Casos pandémicos

Sábado, 9 de Enero de 2021
En los primeros ocho días de 2021, en el departamento ya se han registrado 2.720 nuevos casos.

Jóvenes y adultos que van despreocupados por las calles de Cúcuta sin usar el tapabocas, sin saber que los mil pesos que vale ese elemento protector hace la diferencia para no terminar siendo uno más de los 42.954 contagiados en el departamento o entrar a la lista de quienes pasarán a la historia por haber fallecido a causa del coronavirus.

Pero ellos, que no tienen por qué estar en la calle puesto que no trabajan ni viven del rebusque, en la eventualidad de ser asintomáticos se convierten en un peligro para los demás, por su capacidad de propagación.

Ese escenario, sumado al de las fiestas clandestinas, las reuniones familiares y de amigos sin control alguno, se convierten en últimas en los perfectos aliados para que la COVID-19 haga lo que hoy nos sucede, que ande acelerada y sin tregua ninguna.

Las cifras son dicientes. En los primeros ocho días de 2021,  en el departamento ya se han registrado 2.720 nuevos casos, que superan en 1.113 a la totalidad de contagios ocurridos en Cúcuta durante los 31 días de julio del año pasado.

Otra arista que permite evaluar la gravedad de lo que está pasando, es que entre el primero y el ocho de enero se enfermaron más personas atacadas por el virus, que de marzo a julio, cuando ese indicador llegó a 1.959 casos confirmados en la capital nortesantandereana. 

Ese desbordamiento ha generado el reforzamiento de las medidas restrictivas a la movilidad de personas, como son el pico y cédula, el toque de queda nocturno, y el confinamiento durante los puentes festivos, que indudablemente si no hubiesen regido, las cosas estarían peor.

Sin embargo, sigue notándose es que el descontrol y desatención a las normas de bioseguridad en la temporada de Navidad y Año Nuevo están pasando factura, como lo advirtiera el mismo presidente Iván Duque.

En el departamento el sistema hospitalario sigue en alerta roja por índices de ocupación de las UCI para atender pacientes de coronavirus, sufriendo de paso el sector de la salud un fuerte impacto con la muerte 21 médicos por efectos de la pandemia, al igual que enfermeras y otros trabajadores del sector que han fallecido.
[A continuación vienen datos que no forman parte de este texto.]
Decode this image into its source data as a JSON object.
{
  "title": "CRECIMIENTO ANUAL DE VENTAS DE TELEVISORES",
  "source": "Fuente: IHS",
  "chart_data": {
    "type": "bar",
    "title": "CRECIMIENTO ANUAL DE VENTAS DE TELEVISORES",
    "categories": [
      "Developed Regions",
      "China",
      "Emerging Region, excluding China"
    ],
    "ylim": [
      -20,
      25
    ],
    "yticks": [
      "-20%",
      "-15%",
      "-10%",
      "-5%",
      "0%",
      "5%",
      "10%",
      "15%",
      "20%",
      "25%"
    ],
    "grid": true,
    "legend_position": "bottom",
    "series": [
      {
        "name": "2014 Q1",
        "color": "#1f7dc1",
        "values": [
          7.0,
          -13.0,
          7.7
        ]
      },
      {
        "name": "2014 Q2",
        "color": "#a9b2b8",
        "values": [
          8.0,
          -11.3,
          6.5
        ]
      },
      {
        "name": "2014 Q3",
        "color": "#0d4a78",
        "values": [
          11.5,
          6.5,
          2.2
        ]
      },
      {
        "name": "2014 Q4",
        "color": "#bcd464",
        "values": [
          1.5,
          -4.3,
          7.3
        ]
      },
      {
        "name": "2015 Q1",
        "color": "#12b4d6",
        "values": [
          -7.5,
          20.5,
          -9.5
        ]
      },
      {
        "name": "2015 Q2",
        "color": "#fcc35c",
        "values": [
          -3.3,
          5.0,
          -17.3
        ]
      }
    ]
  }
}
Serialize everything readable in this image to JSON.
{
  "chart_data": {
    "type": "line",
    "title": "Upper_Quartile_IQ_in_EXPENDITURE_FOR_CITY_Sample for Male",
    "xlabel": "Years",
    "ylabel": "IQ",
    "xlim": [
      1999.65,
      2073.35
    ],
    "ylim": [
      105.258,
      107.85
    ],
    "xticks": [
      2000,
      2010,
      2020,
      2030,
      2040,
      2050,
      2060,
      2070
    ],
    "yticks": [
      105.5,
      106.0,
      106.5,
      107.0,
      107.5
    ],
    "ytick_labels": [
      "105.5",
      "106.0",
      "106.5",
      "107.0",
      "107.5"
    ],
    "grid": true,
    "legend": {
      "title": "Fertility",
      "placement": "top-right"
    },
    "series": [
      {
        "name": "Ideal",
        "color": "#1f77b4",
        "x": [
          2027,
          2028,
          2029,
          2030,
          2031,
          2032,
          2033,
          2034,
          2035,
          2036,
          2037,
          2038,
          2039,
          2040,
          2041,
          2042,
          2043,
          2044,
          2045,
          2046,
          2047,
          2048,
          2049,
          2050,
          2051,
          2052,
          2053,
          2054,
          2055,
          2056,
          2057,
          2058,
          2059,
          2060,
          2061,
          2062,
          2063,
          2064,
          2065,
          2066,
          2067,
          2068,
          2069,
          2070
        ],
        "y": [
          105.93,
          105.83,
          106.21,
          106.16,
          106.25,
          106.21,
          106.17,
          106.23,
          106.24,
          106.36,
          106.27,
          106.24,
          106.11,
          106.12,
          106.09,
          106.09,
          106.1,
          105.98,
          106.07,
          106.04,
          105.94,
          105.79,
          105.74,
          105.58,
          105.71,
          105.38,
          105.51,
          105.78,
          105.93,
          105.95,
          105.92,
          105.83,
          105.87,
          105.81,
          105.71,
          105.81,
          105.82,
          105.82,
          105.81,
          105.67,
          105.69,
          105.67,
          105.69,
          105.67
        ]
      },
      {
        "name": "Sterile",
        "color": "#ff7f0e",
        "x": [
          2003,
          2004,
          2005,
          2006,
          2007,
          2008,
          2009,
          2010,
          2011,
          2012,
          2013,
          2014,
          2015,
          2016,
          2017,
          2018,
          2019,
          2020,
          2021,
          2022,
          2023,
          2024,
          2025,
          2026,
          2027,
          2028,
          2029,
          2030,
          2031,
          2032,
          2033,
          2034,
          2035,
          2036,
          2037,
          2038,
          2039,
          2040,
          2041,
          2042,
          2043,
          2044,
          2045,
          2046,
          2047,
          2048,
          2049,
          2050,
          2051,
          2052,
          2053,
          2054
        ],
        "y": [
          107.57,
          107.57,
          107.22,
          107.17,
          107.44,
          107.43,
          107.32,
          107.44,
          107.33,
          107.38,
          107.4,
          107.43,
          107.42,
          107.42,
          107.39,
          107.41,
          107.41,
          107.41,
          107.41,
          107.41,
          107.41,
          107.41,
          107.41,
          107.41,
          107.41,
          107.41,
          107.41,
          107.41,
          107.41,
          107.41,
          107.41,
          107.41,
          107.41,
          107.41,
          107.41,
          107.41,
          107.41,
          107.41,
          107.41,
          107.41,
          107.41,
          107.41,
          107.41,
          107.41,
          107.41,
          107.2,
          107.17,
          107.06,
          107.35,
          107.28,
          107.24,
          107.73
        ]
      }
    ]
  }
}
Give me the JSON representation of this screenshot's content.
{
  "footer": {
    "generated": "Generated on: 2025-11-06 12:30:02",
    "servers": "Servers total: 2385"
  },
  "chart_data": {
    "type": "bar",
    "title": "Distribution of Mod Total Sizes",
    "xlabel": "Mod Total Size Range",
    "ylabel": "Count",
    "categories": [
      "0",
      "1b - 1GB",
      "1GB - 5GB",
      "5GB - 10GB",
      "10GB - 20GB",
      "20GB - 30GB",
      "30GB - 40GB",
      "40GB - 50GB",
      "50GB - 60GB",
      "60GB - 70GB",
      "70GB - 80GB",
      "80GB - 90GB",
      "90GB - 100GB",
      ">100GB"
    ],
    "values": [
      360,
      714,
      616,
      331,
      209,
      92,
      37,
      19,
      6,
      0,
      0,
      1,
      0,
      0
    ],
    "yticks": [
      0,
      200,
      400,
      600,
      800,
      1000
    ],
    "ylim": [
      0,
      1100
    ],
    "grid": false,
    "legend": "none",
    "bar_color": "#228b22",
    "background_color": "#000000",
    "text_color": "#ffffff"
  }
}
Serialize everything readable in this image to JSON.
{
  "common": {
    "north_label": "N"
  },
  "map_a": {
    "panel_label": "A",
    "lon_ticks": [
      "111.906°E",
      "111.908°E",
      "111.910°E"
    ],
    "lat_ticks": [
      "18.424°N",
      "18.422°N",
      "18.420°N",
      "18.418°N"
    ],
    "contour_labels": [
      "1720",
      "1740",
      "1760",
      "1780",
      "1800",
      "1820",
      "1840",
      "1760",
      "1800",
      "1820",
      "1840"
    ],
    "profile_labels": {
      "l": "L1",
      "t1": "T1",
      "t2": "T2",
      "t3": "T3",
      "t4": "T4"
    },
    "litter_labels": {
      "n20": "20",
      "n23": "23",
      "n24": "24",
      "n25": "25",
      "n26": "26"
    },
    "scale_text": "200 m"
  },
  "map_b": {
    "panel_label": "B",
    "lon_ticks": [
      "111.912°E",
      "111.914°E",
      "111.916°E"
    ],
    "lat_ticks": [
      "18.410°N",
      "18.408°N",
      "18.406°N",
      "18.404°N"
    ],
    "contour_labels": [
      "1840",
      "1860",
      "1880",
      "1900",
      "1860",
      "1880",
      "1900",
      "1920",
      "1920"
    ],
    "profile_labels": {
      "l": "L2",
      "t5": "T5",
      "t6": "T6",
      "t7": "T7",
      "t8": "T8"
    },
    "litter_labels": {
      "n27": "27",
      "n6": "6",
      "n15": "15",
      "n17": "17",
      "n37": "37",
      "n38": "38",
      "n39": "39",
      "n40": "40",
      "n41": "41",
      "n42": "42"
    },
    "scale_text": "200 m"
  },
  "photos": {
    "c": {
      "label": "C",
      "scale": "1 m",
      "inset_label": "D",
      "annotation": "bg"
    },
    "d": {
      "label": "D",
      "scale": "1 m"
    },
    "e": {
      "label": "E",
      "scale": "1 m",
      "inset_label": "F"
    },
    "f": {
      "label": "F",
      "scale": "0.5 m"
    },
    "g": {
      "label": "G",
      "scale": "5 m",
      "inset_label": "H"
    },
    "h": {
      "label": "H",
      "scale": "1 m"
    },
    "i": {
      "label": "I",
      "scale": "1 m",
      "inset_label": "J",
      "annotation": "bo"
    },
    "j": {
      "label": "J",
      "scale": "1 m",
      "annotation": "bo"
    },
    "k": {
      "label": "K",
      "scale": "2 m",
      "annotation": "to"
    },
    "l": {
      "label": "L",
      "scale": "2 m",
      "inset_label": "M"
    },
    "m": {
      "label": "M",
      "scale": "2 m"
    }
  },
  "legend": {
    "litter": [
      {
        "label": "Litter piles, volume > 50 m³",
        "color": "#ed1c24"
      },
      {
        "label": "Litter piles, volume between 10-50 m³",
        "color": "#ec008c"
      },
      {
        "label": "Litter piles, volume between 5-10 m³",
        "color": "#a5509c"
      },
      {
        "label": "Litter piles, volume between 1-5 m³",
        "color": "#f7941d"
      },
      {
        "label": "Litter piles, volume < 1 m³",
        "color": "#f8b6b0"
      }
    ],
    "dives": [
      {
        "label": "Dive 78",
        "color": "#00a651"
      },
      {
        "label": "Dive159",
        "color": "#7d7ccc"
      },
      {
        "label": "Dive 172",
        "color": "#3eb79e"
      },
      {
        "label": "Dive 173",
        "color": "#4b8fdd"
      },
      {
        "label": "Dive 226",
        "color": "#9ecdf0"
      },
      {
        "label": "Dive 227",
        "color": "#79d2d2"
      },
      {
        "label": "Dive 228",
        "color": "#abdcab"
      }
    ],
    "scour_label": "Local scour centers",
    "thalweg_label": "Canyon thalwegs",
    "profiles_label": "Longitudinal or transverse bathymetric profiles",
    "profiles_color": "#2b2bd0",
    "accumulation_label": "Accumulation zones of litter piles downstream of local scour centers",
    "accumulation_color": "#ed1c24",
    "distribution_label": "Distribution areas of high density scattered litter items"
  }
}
Y mientras eso sucede con el impactado sistema hospitalario, que indudablemente requerirá de una nueva política pública de salud, se oyen las quejas y advertencias de sectores económicos golpeados por la crisis sanitaria.

Los gobiernos municipales y departamental deberían plantearle a la administración central que se estructure un plan de reconversión para muchos bares y discotecas, porque es indudable que así llegue la vacuna, la ‘nueva normalidad’ está indicando que muchas de las actividades sociales del pasado podrían quedarse en la historia.

Mediante las famosas líneas Bancoldex se podrían ayudar a los propietarios de esos establecimientos a dar un giro en sus negocios, al igual que ayudar con líneas blandas a otros renglones del comercio que en la ciudad y en la región se han visto agobiados por la situación coyuntural que ya se convirtió a estructural. 

Y en Cúcuta tiene una misión muy importante la Secretaría de Gobierno, el Concejo, la Cámara de Comercio y los gremios en plantear una estrategia relacionada con el espacio público, que indudablemente debe ir acompañada de medidas de choque para la reactivación del empleo y el desmonte de la informalidad, para lo cual es indispensable el respaldo del Gobierno Nacional y de la cooperación internacional y de los países que nos aplauden por lo bien que hemos manejado la migración.